People 60 years of age and older who were initially vaccinated with two Pfizer-BioNTech COVID-19 vaccine doses were better protected against the omicron coronavirus variant after being boosted with a Moderna vaccine rather than a different dose of the Pfizer vaccine. BioNTech vaccine.
Those results are according to interim data from a small but randomized controlled clinical trial in Singapore and published this week in the journal Clinical Infectious Diseases.
The study — which involved 98 healthy adults — cannot determine whether the Moderna booster is simply superior to a Pfizer-BioNTech booster for older adults or whether a mix-and-match booster strategy is inherently better. It also focused solely on antibody levels, which may or may not translate into significant differences in infection rates and other clinical differences. It also tracked people for just 28 days after a booster, so it’s unclear if the Moderna booster’s lead holds up over time.
Still, the authors of the study, led by Barnaby Young of Singapore’s National Center for Infectious Diseases, report that the beneficial effect seen by switching from Pfizer-BioNTech to Moderna was significant enough that they didn’t expect to see more participants. would disappear. It also follows other studies that have suggested that mix-and-match boosting — also called heterologous boosting — may generate slightly different antibodies and reduce the incidence of SARS-CoV-2 infections in people 60 and older.
For the new study, Young and colleagues looked at antibody levels in adults of all ages who had received two Pfizer-BioNTech COVID-19 vaccine doses between six and nine months before receiving a booster dose. The researchers excluded people from the trial if they had a compromised immune system or had evidence of previous SARS-CoV-2 infections (the presence of anti-N antibodies).

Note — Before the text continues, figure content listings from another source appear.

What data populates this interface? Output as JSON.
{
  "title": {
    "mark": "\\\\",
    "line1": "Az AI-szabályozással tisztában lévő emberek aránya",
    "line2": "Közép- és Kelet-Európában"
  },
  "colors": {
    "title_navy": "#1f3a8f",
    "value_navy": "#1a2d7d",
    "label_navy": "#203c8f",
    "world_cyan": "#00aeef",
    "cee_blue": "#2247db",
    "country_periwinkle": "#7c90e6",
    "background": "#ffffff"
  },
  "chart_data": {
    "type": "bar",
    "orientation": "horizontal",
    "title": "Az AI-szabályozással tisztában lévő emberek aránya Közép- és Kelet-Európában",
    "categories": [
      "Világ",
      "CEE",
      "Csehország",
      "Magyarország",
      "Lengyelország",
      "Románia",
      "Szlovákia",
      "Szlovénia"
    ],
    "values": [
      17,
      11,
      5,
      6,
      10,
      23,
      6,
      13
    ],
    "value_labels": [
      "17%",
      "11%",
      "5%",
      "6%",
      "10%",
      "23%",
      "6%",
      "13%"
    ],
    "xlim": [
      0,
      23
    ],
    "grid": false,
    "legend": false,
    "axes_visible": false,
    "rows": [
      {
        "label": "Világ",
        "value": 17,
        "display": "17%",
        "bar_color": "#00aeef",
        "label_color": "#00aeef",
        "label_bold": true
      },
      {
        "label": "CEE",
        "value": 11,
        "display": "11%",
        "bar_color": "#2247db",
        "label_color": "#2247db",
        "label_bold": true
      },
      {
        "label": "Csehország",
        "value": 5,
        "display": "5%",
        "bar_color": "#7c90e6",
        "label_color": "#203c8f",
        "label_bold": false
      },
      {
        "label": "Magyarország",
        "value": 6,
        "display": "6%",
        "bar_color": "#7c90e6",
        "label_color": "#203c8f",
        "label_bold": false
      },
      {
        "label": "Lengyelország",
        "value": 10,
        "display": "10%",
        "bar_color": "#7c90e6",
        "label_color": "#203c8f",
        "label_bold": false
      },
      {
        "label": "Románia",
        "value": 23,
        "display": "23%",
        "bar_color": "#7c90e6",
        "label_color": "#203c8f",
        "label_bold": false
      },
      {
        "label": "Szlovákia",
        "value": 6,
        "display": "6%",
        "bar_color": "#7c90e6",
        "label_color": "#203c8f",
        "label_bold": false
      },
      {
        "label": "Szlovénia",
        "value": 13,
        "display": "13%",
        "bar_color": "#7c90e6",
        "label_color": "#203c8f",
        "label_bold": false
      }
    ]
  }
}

Of the 98 participants, 50 received another Pfizer-BioNTech vaccine dose for their booster (homologous booster), while the remaining 48 received a Moderna booster (heterologous booster). The authors looked at their resulting antibody responses on the day of their booster, seven days later, and 28 days later. Specifically, they compared the total levels of antibodies that targeted a key component of the SARS-CoV-2 spike protein, the receptor-binding domain. They also looked at levels of neutralizing antibodies against a range of specific SARS-CoV-2 variants, from the ancestral strain to alpha, beta, delta and omicron.
Slightly bigger boost
Overall, the heterologous-enhanced group had slightly higher total antibody levels than the homologous group — about 40 percent higher on day seven and 30 percent higher on day 28, although the confidence intervals overlapped. But when the authors broke down the groups by age, they found that the benefit came entirely from differences in the age group 60 and older. Antibody levels were similar among younger participants regardless of booster type.
Among the over-60s, there were 24 homologous-enhanced participants and 23 heterologous-enhanced participants. Seven days after the booster, the heterologous-boosted participants had two times higher antibody levels than the homologous group and 60 percent higher levels after 28 days.

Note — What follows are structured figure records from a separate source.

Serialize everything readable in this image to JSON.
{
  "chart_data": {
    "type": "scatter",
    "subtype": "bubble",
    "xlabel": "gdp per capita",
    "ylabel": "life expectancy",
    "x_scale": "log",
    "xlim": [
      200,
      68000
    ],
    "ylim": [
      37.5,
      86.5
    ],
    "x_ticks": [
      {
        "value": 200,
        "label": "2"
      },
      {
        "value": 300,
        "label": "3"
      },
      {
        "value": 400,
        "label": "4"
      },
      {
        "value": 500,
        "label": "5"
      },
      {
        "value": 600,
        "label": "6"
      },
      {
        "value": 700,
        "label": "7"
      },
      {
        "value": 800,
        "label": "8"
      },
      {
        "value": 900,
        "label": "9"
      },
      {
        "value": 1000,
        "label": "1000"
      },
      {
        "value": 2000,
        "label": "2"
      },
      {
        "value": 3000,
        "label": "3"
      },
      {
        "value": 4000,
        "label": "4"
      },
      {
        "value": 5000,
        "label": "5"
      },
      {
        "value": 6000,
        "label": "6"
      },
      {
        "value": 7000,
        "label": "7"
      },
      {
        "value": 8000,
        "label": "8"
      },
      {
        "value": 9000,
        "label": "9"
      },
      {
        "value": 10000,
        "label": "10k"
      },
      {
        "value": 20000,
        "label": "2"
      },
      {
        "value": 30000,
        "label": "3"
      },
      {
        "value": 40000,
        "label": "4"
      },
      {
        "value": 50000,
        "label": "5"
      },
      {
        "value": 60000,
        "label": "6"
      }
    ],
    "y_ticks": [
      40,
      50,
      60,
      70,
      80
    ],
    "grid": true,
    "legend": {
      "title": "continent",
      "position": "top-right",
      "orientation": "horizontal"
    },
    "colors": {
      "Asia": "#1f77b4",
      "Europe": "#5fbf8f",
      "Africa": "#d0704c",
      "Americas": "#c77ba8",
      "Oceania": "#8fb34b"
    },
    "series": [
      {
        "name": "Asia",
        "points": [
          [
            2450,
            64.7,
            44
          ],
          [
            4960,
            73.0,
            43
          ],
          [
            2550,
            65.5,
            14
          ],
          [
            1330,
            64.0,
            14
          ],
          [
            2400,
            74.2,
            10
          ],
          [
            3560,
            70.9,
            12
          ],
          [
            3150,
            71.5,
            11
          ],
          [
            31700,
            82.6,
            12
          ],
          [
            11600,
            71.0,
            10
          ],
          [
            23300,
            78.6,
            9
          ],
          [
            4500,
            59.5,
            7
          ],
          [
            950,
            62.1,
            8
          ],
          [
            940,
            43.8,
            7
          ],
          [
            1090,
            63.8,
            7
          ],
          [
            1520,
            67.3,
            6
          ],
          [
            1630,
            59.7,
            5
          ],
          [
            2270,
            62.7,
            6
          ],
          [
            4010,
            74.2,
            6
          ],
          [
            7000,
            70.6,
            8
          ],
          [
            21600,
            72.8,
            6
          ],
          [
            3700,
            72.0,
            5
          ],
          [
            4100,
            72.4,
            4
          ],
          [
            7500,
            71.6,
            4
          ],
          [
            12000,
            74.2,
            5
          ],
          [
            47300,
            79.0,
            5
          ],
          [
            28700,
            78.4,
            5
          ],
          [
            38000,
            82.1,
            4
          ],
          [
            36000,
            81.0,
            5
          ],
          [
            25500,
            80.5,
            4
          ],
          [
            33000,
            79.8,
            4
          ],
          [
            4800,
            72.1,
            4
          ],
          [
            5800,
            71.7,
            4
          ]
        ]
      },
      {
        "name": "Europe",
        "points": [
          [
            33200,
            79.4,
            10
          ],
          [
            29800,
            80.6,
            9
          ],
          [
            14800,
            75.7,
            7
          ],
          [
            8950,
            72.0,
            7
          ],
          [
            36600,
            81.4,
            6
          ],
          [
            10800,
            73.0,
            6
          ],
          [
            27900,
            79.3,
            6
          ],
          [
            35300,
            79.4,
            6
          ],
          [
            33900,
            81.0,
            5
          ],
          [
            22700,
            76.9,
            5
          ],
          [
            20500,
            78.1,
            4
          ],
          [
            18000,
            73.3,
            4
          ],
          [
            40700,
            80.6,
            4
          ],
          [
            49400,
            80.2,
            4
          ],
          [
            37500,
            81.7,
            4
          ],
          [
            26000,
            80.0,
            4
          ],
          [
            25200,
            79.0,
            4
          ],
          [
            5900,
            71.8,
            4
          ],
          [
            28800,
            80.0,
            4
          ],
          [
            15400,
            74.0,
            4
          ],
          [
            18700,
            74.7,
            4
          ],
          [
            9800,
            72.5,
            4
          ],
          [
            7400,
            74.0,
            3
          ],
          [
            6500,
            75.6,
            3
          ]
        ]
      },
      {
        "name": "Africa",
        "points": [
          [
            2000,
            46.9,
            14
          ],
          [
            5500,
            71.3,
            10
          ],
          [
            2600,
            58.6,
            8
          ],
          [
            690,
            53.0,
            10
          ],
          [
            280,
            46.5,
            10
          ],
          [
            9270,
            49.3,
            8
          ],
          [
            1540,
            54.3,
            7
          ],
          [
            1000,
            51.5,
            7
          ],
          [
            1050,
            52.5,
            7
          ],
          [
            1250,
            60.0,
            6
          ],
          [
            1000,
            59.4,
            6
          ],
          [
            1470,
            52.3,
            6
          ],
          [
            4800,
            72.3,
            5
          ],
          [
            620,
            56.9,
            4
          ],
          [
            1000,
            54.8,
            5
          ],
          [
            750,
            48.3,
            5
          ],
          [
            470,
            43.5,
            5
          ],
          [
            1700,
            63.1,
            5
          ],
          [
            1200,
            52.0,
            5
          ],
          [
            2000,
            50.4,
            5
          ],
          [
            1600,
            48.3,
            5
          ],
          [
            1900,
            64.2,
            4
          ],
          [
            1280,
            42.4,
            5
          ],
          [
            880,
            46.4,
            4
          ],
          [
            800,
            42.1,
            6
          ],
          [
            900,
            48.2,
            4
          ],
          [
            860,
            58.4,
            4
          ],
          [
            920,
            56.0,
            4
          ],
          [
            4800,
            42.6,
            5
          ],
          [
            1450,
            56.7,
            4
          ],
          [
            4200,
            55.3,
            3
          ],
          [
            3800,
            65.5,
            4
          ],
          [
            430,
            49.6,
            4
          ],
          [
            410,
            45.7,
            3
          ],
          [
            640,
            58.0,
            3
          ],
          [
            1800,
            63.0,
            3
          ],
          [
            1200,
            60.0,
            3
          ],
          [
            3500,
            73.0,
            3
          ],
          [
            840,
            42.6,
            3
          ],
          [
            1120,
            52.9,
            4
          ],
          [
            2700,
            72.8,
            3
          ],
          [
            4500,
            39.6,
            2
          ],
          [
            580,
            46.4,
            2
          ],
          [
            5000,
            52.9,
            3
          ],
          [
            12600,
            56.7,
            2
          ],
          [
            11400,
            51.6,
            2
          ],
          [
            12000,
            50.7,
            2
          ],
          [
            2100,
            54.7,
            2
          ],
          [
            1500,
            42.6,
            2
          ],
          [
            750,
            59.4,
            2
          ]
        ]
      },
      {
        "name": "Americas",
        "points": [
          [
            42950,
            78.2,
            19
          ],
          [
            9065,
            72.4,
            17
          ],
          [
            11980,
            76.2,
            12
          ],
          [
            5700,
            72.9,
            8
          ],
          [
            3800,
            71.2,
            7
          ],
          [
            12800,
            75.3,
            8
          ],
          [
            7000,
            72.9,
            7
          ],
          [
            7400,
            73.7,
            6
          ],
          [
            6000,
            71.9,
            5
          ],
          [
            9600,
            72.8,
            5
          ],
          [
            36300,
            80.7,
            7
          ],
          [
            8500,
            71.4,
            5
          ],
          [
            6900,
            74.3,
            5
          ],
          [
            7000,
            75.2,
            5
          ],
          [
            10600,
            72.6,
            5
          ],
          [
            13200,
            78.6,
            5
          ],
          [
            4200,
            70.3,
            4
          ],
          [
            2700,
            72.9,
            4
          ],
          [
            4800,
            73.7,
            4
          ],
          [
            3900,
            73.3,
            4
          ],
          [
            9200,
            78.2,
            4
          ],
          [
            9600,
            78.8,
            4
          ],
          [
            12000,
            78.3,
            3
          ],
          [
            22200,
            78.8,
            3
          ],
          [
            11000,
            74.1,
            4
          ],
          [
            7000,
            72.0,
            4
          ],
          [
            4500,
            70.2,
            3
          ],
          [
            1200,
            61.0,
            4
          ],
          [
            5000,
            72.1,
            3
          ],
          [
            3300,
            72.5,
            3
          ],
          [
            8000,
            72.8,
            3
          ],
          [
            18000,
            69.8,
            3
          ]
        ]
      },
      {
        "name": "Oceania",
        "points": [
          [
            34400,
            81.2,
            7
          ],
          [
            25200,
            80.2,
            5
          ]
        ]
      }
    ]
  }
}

Older participants with a heterologous boost also had higher levels of neutralizing antibodies against all SARS-CoV-2 variants tested — with the greatest difference seen against omicron, which is notorious for antagonizing vaccine-derived immune responses. After seven days, the level of neutralizing antibody inhibition was 89 percent in the heterologous-enhanced group compared to 64 percent in the homologous-enhanced group. After 28 days, the range was 84 percent in the heterologous-enhanced group to 73 percent in the homologous-enhanced group.
Overall, Young and co-authors concluded: “Especially for the vulnerable older age group, a heterologous booster COVID-19 vaccine regimen induces a higher anti-spike antibody titer and a stronger neutralizing antibody response against the highly infectious Omicron variant (~20 percent higher neutralization) than a homologous booster regimen.”
The trial is still ongoing, so the authors will continue to add participants and data. They plan to reassess the antibody response in all participants six months and 12 months after the booster. They will add to the study people who were initially given Moderna vaccines to see if switching to the Pfizer-BioNTech vaccine for the booster provides a similar benefit.